| 国 | カンボジア王国 |
|---|---|
| 登録区分 | 文化遺産 |
| 世界遺産登録年 | 2008年 |
| 登録基準 | (ⅰ) |
| その他の区分 | |
| 公式テキストページ | 中巻152p |
| 英文タイトル | Temple of Preah Vihear |
※テキストは世界遺産1500(2024年発行の最新版)になります。参照はこちら
プレア・ビヒア寺院とは
断崖に建てられたヒンドゥー教の聖地
カンボジアとタイの国境付近、ダンレク山脈の断崖に位置するプレア・ビヒア寺院は、ヒンドゥー教の神シヴァに捧げられた聖域として、クメール王朝時代に築かれた壮麗な宗教建築です。その歴史は9世紀末にまでさかのぼり、主に11世紀から12世紀にかけて、スーリヤヴァルマン1世および2世の時代に整備と拡張が行われました。標高約500メートルの地点に築かれたこの寺院は、周囲の平野を一望できる戦略的かつ神聖な場所にあり、聖地としての象徴性が高められております。
プレア・ビヒア寺院は、一般的なクメール寺院とは異なり、南から北へと延びる線形配置を採用しており、断崖へと続く参道に沿って五つの門(ゴープラ)と複数の祠堂が連続的に並ぶ構造が特徴です。この直線的な構成は、巡礼者が段階的に神聖な空間へと近づいていく精神的・儀式的な過程を表現しており、建築に込められた宗教的意味合いが非常に深いといえます。各門や建物には、ラーマーヤナやマハーバーラタといったインド叙事詩に基づく浮彫装飾が施されており、その彫刻技術はクメール芸術の洗練された様式を今に伝えています。
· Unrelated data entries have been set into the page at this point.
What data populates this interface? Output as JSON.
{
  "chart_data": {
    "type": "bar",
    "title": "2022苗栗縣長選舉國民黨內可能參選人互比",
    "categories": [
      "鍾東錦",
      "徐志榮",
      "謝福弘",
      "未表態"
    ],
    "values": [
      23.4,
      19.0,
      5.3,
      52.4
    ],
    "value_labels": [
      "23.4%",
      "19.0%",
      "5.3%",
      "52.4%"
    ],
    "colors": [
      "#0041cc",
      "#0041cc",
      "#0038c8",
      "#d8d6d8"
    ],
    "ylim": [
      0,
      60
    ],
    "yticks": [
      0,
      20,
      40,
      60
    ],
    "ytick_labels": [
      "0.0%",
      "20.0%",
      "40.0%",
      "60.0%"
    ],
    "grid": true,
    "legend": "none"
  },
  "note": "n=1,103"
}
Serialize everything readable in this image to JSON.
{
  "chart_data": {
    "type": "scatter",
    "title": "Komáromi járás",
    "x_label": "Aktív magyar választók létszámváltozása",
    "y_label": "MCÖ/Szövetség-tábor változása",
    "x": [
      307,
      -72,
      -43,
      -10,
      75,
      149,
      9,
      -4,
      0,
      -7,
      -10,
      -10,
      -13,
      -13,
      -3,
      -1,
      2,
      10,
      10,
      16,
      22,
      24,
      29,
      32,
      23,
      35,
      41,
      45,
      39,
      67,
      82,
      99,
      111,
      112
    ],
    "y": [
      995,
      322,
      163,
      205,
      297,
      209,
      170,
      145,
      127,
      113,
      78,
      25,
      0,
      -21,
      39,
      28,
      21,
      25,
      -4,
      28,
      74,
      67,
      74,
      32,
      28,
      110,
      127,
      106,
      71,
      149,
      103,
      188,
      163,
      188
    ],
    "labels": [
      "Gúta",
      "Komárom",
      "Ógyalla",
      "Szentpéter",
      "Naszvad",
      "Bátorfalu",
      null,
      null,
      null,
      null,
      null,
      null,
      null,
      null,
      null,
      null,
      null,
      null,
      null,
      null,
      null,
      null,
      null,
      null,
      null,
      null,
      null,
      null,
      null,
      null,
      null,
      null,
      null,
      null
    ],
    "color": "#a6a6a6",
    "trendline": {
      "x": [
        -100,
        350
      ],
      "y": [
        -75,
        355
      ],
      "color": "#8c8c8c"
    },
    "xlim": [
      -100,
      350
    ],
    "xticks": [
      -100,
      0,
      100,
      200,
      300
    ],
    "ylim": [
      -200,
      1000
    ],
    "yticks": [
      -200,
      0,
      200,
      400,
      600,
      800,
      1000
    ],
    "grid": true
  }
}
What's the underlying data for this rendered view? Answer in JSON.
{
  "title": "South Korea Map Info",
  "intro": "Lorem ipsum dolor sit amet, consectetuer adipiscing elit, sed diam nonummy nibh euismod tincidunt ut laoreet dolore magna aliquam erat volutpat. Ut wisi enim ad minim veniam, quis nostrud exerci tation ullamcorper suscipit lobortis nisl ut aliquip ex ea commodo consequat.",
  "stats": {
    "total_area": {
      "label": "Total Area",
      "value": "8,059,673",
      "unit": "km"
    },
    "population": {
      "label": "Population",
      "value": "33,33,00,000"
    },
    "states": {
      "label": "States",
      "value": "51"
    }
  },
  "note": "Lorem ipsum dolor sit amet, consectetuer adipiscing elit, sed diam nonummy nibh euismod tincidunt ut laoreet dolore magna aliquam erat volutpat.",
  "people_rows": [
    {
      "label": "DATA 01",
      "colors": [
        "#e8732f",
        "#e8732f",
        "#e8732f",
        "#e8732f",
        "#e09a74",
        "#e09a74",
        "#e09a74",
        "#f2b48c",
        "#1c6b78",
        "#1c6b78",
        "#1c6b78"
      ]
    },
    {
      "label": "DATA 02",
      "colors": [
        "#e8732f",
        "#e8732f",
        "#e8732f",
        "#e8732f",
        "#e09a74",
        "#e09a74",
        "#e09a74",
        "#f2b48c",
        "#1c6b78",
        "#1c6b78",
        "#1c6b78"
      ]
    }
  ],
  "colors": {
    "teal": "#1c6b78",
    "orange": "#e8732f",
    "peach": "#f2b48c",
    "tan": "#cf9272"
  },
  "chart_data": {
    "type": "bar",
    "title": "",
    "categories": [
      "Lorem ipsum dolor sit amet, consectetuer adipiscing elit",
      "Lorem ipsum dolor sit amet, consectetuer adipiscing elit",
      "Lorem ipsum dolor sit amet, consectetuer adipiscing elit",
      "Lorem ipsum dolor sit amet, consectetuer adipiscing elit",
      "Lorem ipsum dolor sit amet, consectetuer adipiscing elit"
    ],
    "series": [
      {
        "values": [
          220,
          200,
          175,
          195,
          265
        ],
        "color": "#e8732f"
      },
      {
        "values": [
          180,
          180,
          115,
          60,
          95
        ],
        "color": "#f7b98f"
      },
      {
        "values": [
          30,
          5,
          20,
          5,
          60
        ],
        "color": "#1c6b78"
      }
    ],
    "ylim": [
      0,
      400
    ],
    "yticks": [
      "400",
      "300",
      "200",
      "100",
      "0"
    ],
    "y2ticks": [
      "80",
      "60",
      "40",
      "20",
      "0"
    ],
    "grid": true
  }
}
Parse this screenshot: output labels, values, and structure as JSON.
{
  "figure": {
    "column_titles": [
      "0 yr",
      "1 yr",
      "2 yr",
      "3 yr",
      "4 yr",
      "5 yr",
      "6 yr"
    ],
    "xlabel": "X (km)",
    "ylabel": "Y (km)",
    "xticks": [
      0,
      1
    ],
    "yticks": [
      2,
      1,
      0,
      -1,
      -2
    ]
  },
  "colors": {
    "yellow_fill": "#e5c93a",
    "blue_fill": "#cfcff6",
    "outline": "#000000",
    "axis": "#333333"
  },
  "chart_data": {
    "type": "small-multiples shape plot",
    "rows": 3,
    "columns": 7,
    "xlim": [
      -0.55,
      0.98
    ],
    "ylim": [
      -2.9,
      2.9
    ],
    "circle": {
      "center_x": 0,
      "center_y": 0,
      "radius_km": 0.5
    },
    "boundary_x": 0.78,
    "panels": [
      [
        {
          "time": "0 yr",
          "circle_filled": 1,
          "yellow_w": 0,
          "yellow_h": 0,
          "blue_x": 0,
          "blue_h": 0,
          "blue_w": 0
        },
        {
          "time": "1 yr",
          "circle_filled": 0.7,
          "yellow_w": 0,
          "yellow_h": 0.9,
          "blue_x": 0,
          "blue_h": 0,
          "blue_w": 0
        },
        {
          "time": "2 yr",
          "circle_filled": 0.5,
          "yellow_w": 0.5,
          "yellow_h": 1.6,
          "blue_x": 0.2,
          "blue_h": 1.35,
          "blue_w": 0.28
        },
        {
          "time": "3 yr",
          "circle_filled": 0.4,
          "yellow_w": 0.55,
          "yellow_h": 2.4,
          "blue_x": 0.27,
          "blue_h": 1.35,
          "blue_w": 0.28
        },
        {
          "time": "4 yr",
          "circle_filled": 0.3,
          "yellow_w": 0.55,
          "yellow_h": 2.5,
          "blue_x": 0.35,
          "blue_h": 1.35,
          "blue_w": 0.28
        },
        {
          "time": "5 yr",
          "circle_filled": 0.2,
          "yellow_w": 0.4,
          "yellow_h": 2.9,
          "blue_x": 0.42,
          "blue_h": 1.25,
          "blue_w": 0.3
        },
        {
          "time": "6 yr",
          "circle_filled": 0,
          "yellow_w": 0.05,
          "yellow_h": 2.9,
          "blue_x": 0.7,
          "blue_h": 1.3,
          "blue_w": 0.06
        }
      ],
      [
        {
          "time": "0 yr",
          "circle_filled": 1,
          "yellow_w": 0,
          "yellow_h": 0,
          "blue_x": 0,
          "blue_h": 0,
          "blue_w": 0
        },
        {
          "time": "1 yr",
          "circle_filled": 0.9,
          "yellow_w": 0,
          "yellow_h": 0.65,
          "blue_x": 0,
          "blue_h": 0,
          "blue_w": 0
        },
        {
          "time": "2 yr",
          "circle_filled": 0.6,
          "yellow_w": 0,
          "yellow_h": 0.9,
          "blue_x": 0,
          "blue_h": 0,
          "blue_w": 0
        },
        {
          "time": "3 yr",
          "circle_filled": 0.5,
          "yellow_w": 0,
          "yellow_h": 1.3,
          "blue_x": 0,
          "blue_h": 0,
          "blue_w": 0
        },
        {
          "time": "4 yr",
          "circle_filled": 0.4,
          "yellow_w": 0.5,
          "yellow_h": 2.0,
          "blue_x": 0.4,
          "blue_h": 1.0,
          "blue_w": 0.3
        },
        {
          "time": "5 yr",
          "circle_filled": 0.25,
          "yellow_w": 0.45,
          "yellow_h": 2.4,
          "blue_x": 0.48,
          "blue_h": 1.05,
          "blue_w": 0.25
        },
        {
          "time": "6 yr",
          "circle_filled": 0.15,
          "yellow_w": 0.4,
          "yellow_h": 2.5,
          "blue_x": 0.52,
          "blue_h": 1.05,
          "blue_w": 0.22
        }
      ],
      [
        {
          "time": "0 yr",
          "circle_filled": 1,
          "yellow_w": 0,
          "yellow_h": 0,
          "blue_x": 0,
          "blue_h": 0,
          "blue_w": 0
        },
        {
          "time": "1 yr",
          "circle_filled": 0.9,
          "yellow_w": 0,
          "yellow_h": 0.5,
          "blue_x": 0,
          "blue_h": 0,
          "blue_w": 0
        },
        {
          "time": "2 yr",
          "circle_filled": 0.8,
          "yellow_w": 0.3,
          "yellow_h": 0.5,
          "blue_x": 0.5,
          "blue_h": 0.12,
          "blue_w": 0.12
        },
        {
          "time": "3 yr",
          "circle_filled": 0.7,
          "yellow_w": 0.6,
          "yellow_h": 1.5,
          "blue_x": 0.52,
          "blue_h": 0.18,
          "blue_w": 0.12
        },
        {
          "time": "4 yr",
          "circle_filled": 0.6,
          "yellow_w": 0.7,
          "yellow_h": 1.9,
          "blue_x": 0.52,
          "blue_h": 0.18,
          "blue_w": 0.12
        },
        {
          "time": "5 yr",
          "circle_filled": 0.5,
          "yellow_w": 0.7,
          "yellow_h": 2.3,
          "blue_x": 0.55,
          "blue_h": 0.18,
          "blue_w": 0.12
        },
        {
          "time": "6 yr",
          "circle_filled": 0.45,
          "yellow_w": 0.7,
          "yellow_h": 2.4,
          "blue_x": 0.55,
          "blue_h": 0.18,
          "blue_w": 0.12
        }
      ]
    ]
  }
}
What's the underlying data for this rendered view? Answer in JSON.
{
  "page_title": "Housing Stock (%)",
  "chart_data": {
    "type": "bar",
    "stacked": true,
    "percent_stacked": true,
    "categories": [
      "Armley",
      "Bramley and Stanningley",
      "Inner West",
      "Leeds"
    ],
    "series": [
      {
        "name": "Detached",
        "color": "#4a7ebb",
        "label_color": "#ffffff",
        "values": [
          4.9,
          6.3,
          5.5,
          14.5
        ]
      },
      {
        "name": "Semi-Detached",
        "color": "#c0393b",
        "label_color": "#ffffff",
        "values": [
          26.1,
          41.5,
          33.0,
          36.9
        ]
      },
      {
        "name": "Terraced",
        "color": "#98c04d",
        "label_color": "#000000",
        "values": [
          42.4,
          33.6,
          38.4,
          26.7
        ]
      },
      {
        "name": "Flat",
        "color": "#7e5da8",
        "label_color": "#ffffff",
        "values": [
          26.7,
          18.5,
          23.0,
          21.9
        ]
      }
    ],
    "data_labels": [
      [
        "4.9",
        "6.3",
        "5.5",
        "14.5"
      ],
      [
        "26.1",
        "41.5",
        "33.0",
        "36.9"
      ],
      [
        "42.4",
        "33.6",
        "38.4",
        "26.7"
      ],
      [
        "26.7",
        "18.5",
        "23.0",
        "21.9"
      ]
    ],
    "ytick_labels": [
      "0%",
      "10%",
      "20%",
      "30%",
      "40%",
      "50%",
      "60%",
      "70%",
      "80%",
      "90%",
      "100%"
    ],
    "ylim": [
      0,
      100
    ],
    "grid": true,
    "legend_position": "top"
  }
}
寺院の中心部には本堂が置かれ、かつてはシヴァ神を祀るリンガが安置されていたと考えられています。この場所は、王の権威と神の加護が交差する神聖空間として機能しており、古代クメール王国において宗教と政治がいかに結びついていたかを物語っております。また、寺院全体の配置と装飾は、ヒンドゥー宇宙観に基づいて設計されており、山、洞窟、水といった自然要素との調和が意識されています。
2008年にユネスコの世界遺産に登録されたプレア・ビヒア寺院は、その優れた建築美と宗教的価値に加えて、長年にわたる国境問題の象徴としても注目を集めてきました。今日では、文化遺産としての保存と、地域の平和的共存を象徴する場として国際的な評価を受けています。寺院を訪れる者は、その荘厳な構造と断崖からの壮観な眺望に心を打たれるとともに、古代クメール文明の精神性と美学に触れる貴重な体験を得ることができます。